Many of these problematic realities are not solely the fault of the UUCC. Representation falls on the administrators that assembled the UUCC and the architecture is largely born out of pressure to give into the faculty’s power to veto the Core in March. 

A Core that disregards the Jesuit academic tradition only harms the reputations of President Pestello and Provost Gillis who embarrassed themselves at a Nov. 6 meeting where they painted the picture of an unstable faculty willing to go to great lengths to destroy each other. They failed to recognize the growing concern that the proposed Core fails to include components that are integral to Jesuit education. The President and Provost simply have not upheld their duty to maintain the integrity of the institution. 

What is most troubling is that the Core process has become almost completely political instead of Mission and student-focused. Additionally, it is clear that the UUCC is compelled to make decisions that undermine authentic Jesuit education motivated largely by the desire to accomodate all faculty, not just those who appreciate the Mission. This poses the interesting problem of having faculty who are apathetic or disinterested toward the Mission. The growing interest in becoming a major research university, the lack of hiring for the Mission and the desire to compete with secular institutions has attracted many faculty that have no interest in protecting and emboldening the Mission. If the identity of a university is found in the curriculum, the guards and deliverers of that curriculum are the faculty. SLU must realize that it needs faculty who are inspired by the Mission to engage in an academic tradition dating back to the 1500s. 

Finally, SGA has largely remained silent throughout this process. While it recently passed a resolution directed at the UUCC, SGA is tainted by external forces that cripple its ability to act with integrity. Instead, the SGA Senate has resorted to grotesque procedural arguments in order to reject a widely supported Resolution–essentially rendering itself (the Association) useless as an assembly. 

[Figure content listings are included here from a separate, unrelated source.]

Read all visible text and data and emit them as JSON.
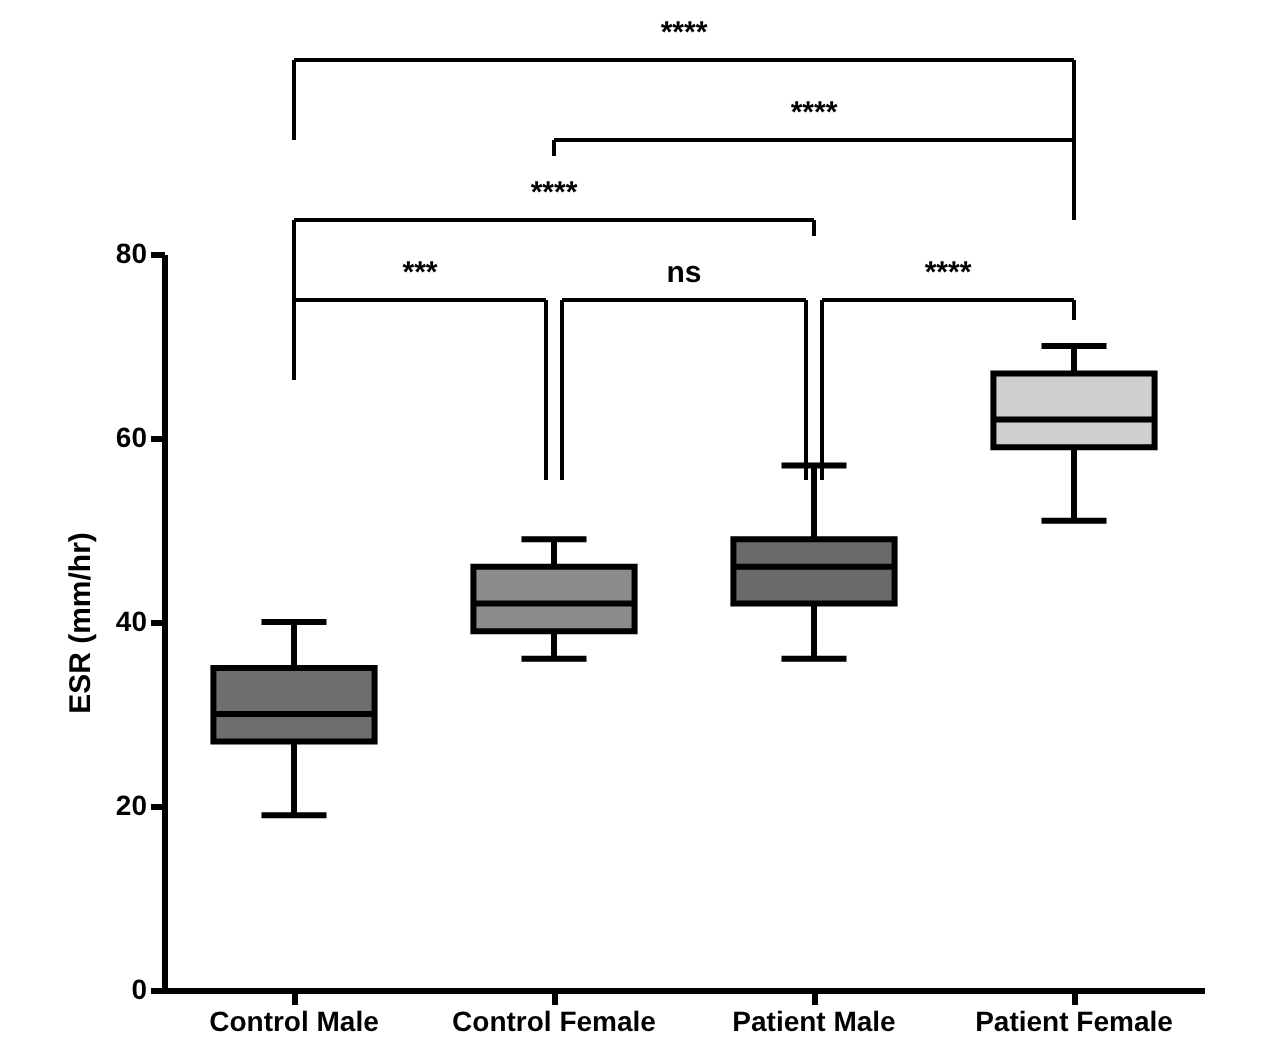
{
  "chart_data": {
    "type": "box",
    "ylabel": "ESR (mm/hr)",
    "categories": [
      "Control Male",
      "Control Female",
      "Patient Male",
      "Patient Female"
    ],
    "boxes": [
      {
        "low": 19,
        "q1": 27,
        "median": 30,
        "q3": 35,
        "high": 40
      },
      {
        "low": 36,
        "q1": 39,
        "median": 42,
        "q3": 46,
        "high": 49
      },
      {
        "low": 36,
        "q1": 42,
        "median": 46,
        "q3": 49,
        "high": 57
      },
      {
        "low": 51,
        "q1": 59,
        "median": 62,
        "q3": 67,
        "high": 70
      }
    ],
    "colors": [
      "#6e6e6e",
      "#8c8c8c",
      "#6a6a6a",
      "#cfcfcf"
    ],
    "ylim": [
      0,
      80
    ],
    "yticks": [
      0,
      20,
      40,
      60,
      80
    ],
    "grid": false,
    "annotations": [
      "***",
      "ns",
      "****",
      "****",
      "****",
      "****"
    ]
  }
}
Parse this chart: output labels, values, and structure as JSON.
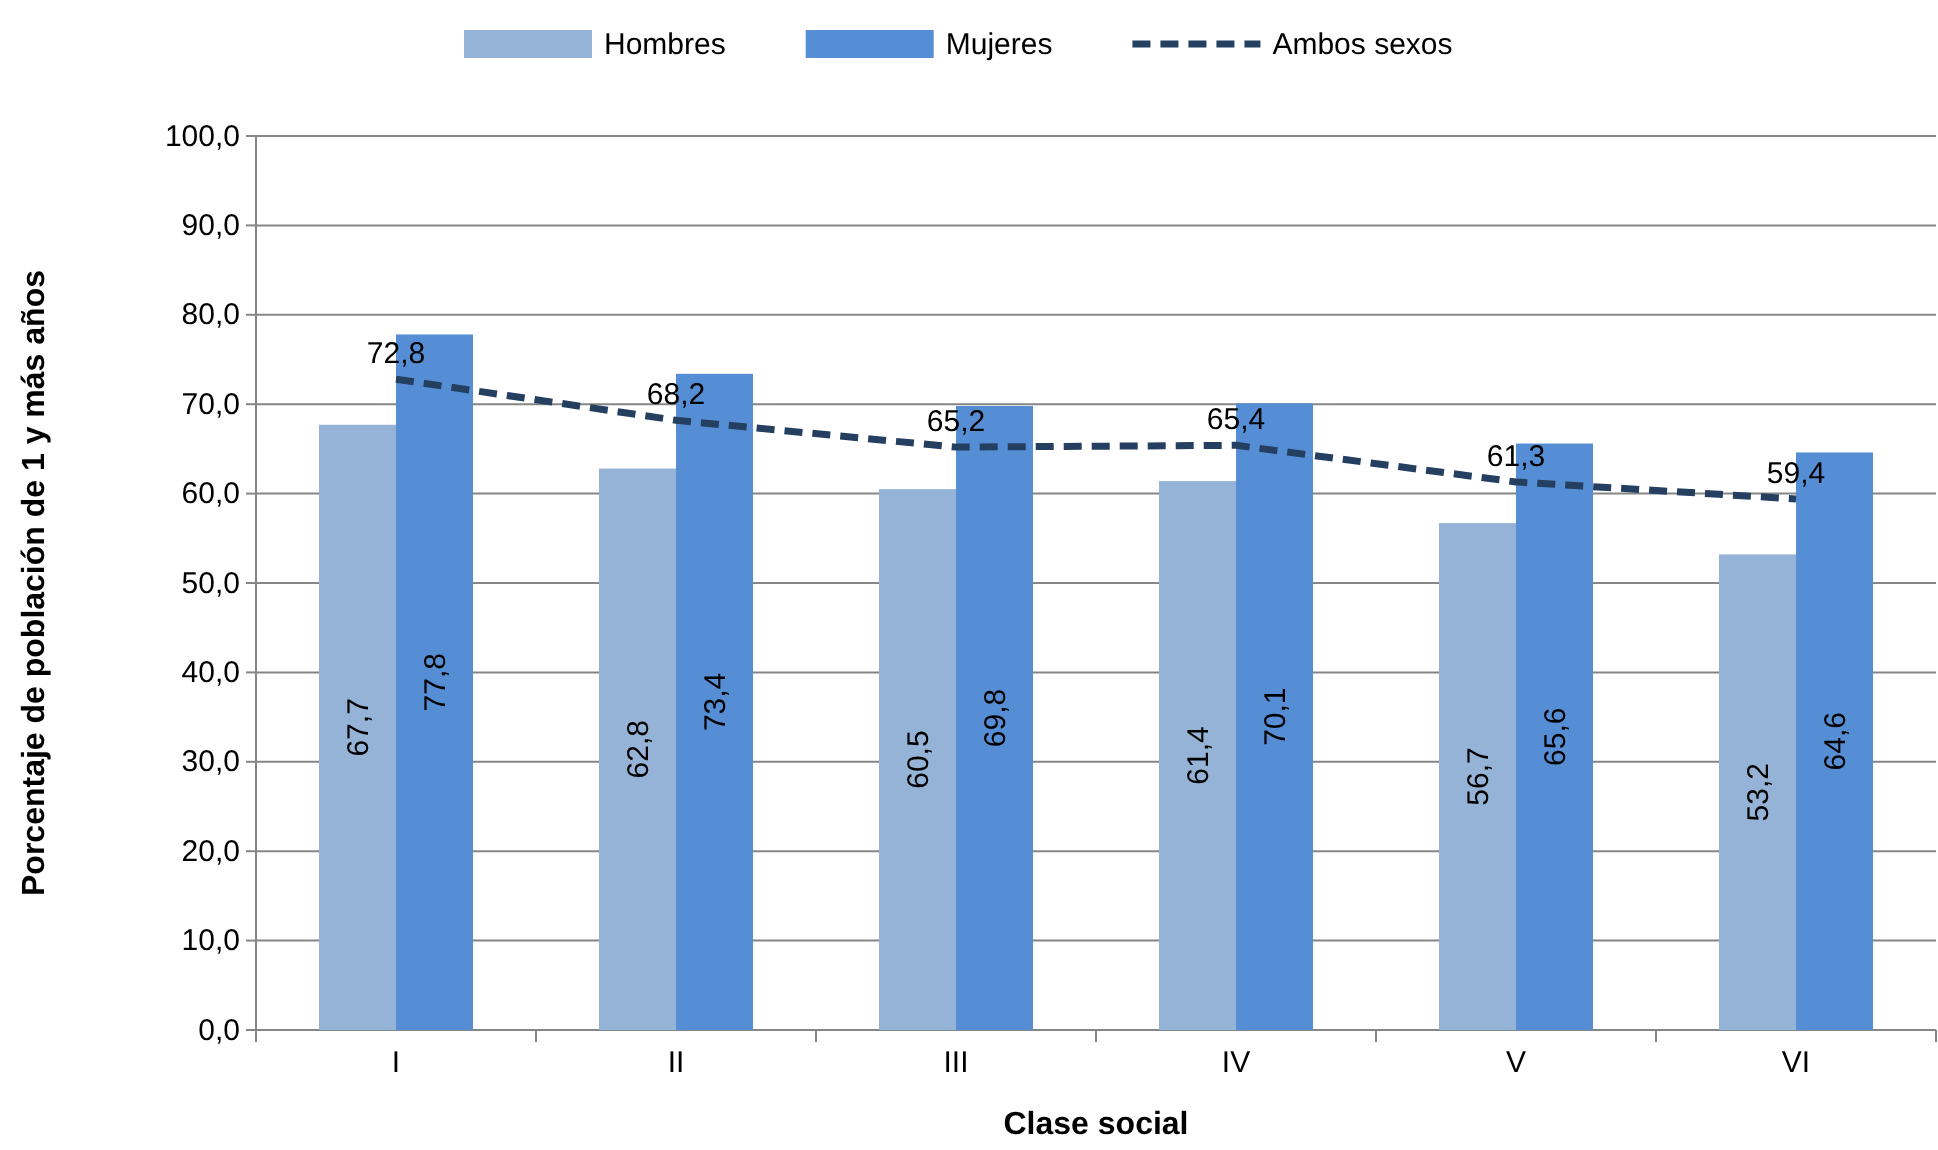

Given these concerns with the ongoing effort to create a Common Core, we demand:

  1. The UUCC to add a representative from Mission and Identity or someone who has extensive knowledge of the Jesuit academic tradition to the committee immediately.
  2. The Core include a First-Year Seminar that requires all SLU students to encounter philosophical, historical, theological, and literary texts which are integral to authentic Jesuit education.
  3. A Core that intentionally and strategically brings together students from different backgrounds, areas of studies, and interests at multiple points in the Core.
  4. A Core that includes philosophy, theology, ethics, language, history, and literature requirements. 
  5. A Core that builds the capacity to discern, exposes students to the concept of social justice, and encourages students to think about the fragile world/environment we live in.

The problems with SLU’s Core are emblematic of the pervasive problems facing the University. Given the widespread apathy towards SLU’s mission among faculty and university leadership, the responsibility to defend the Jesuit values upon which our University was founded falls on us, the students. We demand SLU escape from this condition and commit itself to the ideals that define its Mission. But, above all else, we demand to be heard.